Also known as a “Marcus-Gunn Pupil,” the Afferent Pupillary Defect is due to dysfunction of Cranial Nerve 2 (Optic Nerve). CN-2 governs sight, and is thus stimulated by light.
Find it by a “Swinging Flashlight Test” (a medical term; not my own coinage):
- In a very dark room, shine a penlight in the Left eye
- The pupil constricts.
- Shine it over to the Right, pupil dilates!!!
- Swing back to the Left, pupil constricts.

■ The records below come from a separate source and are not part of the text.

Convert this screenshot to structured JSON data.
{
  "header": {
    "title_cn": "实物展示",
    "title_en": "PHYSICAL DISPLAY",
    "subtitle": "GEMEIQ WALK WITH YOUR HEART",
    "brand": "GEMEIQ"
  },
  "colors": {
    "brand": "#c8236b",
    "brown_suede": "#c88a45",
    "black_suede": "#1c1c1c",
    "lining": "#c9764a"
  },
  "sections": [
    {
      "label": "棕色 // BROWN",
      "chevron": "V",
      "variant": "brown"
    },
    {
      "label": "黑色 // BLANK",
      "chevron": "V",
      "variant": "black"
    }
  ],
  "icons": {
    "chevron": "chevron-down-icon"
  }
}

- Back to theRight, pupil dilates!!!!!
- Etc… Patient has a Right APD.
Pathology: CN-2 carries the impulse to the brain (occipital lobe). But en route, it synapses to the Edinger-Westphal nucleus in mid-brain. There, CN-3 (Oculomotor Nerve) travels back to constrict the pupil (direct response), and also to the contralateral pupil (consensual response).

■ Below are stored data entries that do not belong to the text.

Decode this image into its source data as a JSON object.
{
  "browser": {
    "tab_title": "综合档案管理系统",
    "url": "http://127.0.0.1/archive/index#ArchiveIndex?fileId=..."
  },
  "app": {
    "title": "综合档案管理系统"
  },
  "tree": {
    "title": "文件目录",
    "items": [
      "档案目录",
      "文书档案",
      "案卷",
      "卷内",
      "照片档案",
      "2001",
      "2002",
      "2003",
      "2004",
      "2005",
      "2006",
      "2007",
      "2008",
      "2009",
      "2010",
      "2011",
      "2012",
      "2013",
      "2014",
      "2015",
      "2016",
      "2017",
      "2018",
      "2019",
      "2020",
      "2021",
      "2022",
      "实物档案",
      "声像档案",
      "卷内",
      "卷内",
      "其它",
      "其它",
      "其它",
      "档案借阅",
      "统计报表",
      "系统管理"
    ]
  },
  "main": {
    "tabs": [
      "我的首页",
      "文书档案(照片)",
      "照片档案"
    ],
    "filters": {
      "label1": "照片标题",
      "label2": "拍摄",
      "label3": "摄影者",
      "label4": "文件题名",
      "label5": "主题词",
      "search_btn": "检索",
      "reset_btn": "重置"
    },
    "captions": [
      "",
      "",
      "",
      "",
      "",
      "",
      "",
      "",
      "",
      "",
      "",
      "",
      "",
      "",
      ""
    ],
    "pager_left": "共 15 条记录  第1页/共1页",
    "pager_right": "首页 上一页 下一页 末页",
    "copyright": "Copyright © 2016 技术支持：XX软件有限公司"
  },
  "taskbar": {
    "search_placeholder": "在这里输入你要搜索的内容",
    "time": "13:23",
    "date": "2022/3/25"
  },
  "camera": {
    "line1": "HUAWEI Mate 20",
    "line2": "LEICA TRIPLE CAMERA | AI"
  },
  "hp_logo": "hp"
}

Let’s say the Right CN-2 is weak, maybe due to Multiple Sclerosis, or any lesion. Both CN-3’s are normal.
When you shine a penlight in the normal Left Eye, the Pupil constricts briskly. The Right Pupil also constricts briskly, but you don’t see it, because the room is very dark.

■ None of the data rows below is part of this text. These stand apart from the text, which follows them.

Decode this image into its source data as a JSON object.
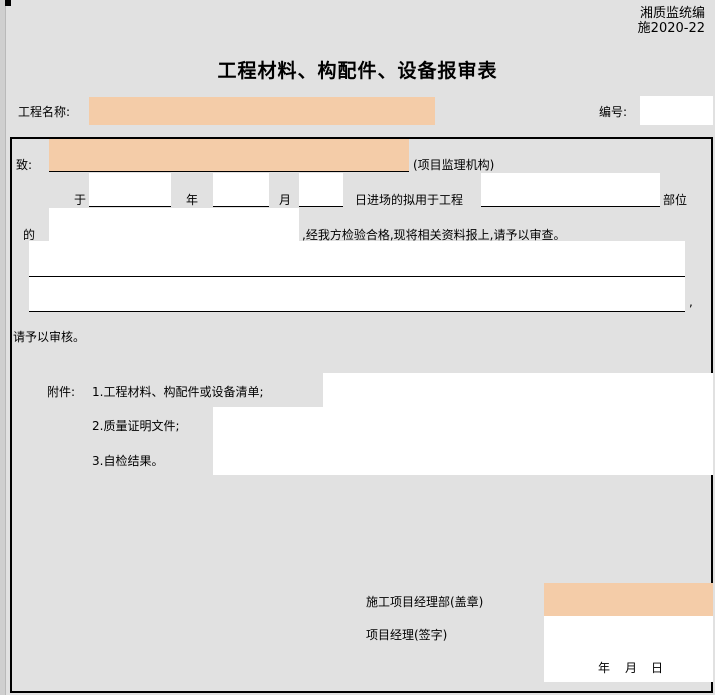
{
  "header": {
    "code_line1": "湘质监统编",
    "code_line2": "施2020-22",
    "title": "工程材料、构配件、设备报审表"
  },
  "project": {
    "name_label": "工程名称:",
    "name_value": "",
    "number_label": "编号:",
    "number_value": ""
  },
  "body": {
    "to_label": "致:",
    "to_value": "",
    "to_suffix": "(项目监理机构)",
    "on_label": "于",
    "year_label": "年",
    "month_label": "月",
    "day_text": "日进场的拟用于工程",
    "part_label": "部位",
    "of_label": "的",
    "inspection_text": ",经我方检验合格,现将相关资料报上,请予以审查。",
    "comma": ",",
    "request_text": "请予以审核。"
  },
  "attachments": {
    "label": "附件:",
    "items": [
      "1.工程材料、构配件或设备清单;",
      "2.质量证明文件;",
      "3.自检结果。"
    ]
  },
  "signature": {
    "dept_label": "施工项目经理部(盖章)",
    "manager_label": "项目经理(签字)",
    "year": "年",
    "month": "月",
    "day": "日"
  },
  "colors": {
    "fill_peach": "#f4cca8",
    "background": "#e1e1e1"
  }
}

Quickly swing the penlight to the Right Eye. The diseased CN-2 senses less light, so the Right Pupil dilates. Left Pupil also dilates, but you don’t see it [dark room].
Swing back to the Left Pupil. Now both pupils constrict briskly, but you only see the Left.
Back to the Right, both dilate (less CN-2 stimulus), but you only see the Right.
Etc. It’s a “Right APD”.
The Swinging Flashlight Test should be performed every time you check pupils. A fascinating case in the New England Journal of Medicine discussed the importance of the swinging flashlight test, & also the pinhole exam. An obscure ultimate diagnosis was initially missed, the main point being how clinicians omitted these two salient tests. At, of all places, the E.D. of Massachusetts Eye and Ear Infirmary. See N Engl J Med 2008;359:2825-33.